Selon le Séfer Yeréïm et certains autres décisionnaires, si l’on avait soif pendant le repas, mais que l’on n’ait pas bu, on a certes l’obligation de dire le Birkat hamazon, mais non point de par la Torah ; car, selon Rabbi Méïr, l’expression vé-akhalta (« tu mangeras », dans le verset-source, Dt 8, 10) vise la consommation de nourriture solide dans une mesure minimale d’un kazaït, tandis que vé-sava’ta (« tu te rassasieras ») vise la boisson. Selon cela, celui qui s’apprête à dire le Birkat hamazon fera donc bien de ne pas être assoiffé, afin d’avoir le mérite d’accomplir, de l’avis de tous, la mitsva au degré toranique. Le Rema 197, 3 tient compte de cette opinion, puisque, selon lui, celui qui avait soif pendant le repas mais n’a point bu ne devra pas, a priori, acquitter de son obligation son prochain qui, lui, a bu. Il se peut que le Séfer Yeréïm vise spécialement la boisson alcoolisée : celui qui aurait voulu en boire au cours du repas et n’en aurait point bu ne serait pas rassasié parfaitement, et ne serait pas tenu, toraniquement, de réciter le Birkat hamazon.

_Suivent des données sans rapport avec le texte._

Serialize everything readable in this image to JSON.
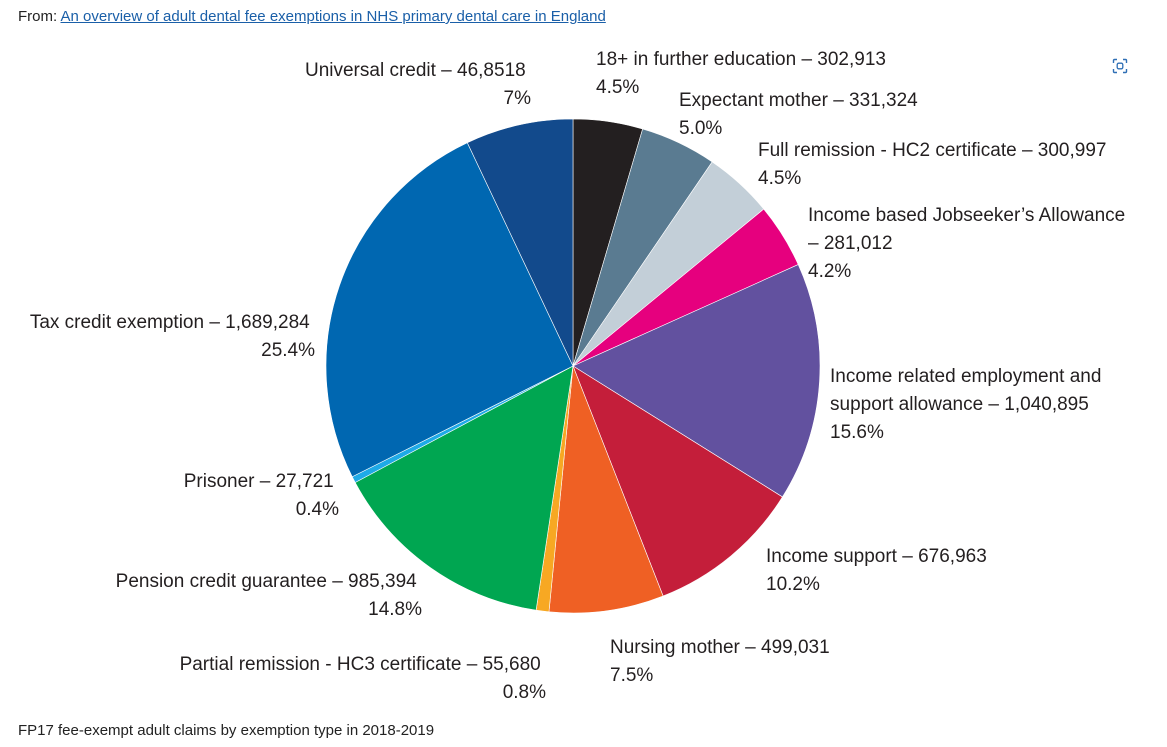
{
  "header": {
    "from_prefix": "From: ",
    "source_link": "An overview of adult dental fee exemptions in NHS primary dental care in England"
  },
  "toolbar": {
    "expand_icon": "expand-icon"
  },
  "caption": "FP17 fee-exempt adult claims by exemption type in 2018-2019",
  "chart_data": {
    "type": "pie",
    "title": "",
    "slices": [
      {
        "name": "18+ in further education – 302,913",
        "pct_label": "4.5%",
        "value": 302913,
        "color": "#231f20"
      },
      {
        "name": "Expectant mother – 331,324",
        "pct_label": "5.0%",
        "value": 331324,
        "color": "#5a7b91"
      },
      {
        "name": "Full remission - HC2 certificate – 300,997",
        "pct_label": "4.5%",
        "value": 300997,
        "color": "#c3cfd8"
      },
      {
        "name_line1": "Income based Jobseeker’s Allowance",
        "name_line2": "– 281,012",
        "pct_label": "4.2%",
        "value": 281012,
        "color": "#e6007e"
      },
      {
        "name_line1": "Income related employment and",
        "name_line2": "support allowance – 1,040,895",
        "pct_label": "15.6%",
        "value": 1040895,
        "color": "#62519f"
      },
      {
        "name": "Income support – 676,963",
        "pct_label": "10.2%",
        "value": 676963,
        "color": "#c41e3a"
      },
      {
        "name": "Nursing mother – 499,031",
        "pct_label": "7.5%",
        "value": 499031,
        "color": "#ef6024"
      },
      {
        "name": "Partial remission - HC3 certificate – 55,680",
        "pct_label": "0.8%",
        "value": 55680,
        "color": "#f7a823"
      },
      {
        "name": "Pension credit guarantee – 985,394",
        "pct_label": "14.8%",
        "value": 985394,
        "color": "#00a651"
      },
      {
        "name": "Prisoner – 27,721",
        "pct_label": "0.4%",
        "value": 27721,
        "color": "#1eaae7"
      },
      {
        "name": "Tax credit exemption – 1,689,284",
        "pct_label": "25.4%",
        "value": 1689284,
        "color": "#0067b1"
      },
      {
        "name": "Universal credit – 46,8518",
        "pct_label": "7%",
        "value": 468518,
        "color": "#124a8c"
      }
    ]
  }
}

Celui qui répète le Birkat hamazon parce qu’il ne sait plus s’il l’a ou non récité, répètera aussi la bénédiction Hatov vé-hamétiv (Maguen Avraham 184, 7, Michna Beroura 13).
[8]. La question de savoir si les femmes sont toraniquement obligées au Birkat hamazon, comme le sont les hommes, ou seulement à un degré rabbinique, est posée dans la Guémara Berakhot 20b. La question se pose en raison du fait que les femmes n’ont pas eu part au partage de la terre d’Israël [celle-ci fut partagée entre tribus et maisons paternelles] (Rachi) ; ou bien en raison du fait que la mention des mots alliance (berit) et Torah conditionne la validité du Birkat hamazon (comme on l’apprend en Berakhot 49a) – or les femmes ne sont pas assujetties à la mitsva de la berit mila ni à l’obligation d’étude de la Torah (Tossephot).

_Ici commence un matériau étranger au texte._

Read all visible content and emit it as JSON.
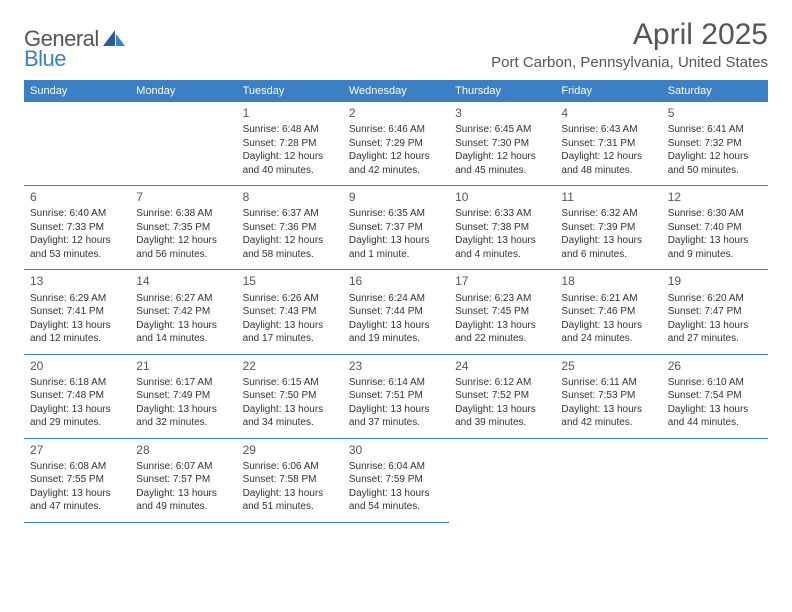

Les Richonim sont partagés quant à la conclusion de ce passage de Guémara. Selon le Rif, le Raavad, Na‘hmanide et d’autres, les femmes sont obligées par la Torah même. Selon Maïmonide, le Roch, les disciples de Rabbénou Yona et de nombreux autres, la chose est incertaine. D’un point de vue halakhique, lorsqu’une femme est rassasiée et n’est plus sûre d’avoir ou non récité le Birkat hamazon, le Cha‘aré Ephraïm, le ‘Hayé Adam et le Maguen Guiborim estiment qu’elle doit le répéter. Selon Rabbi Aqiba Eiger, le Birké Yossef et le Ye‘havé Da‘at VI 10, elle ne le répétera pas. En pratique, elles sont autorisées à le répéter (Michna Beroura 186, 3).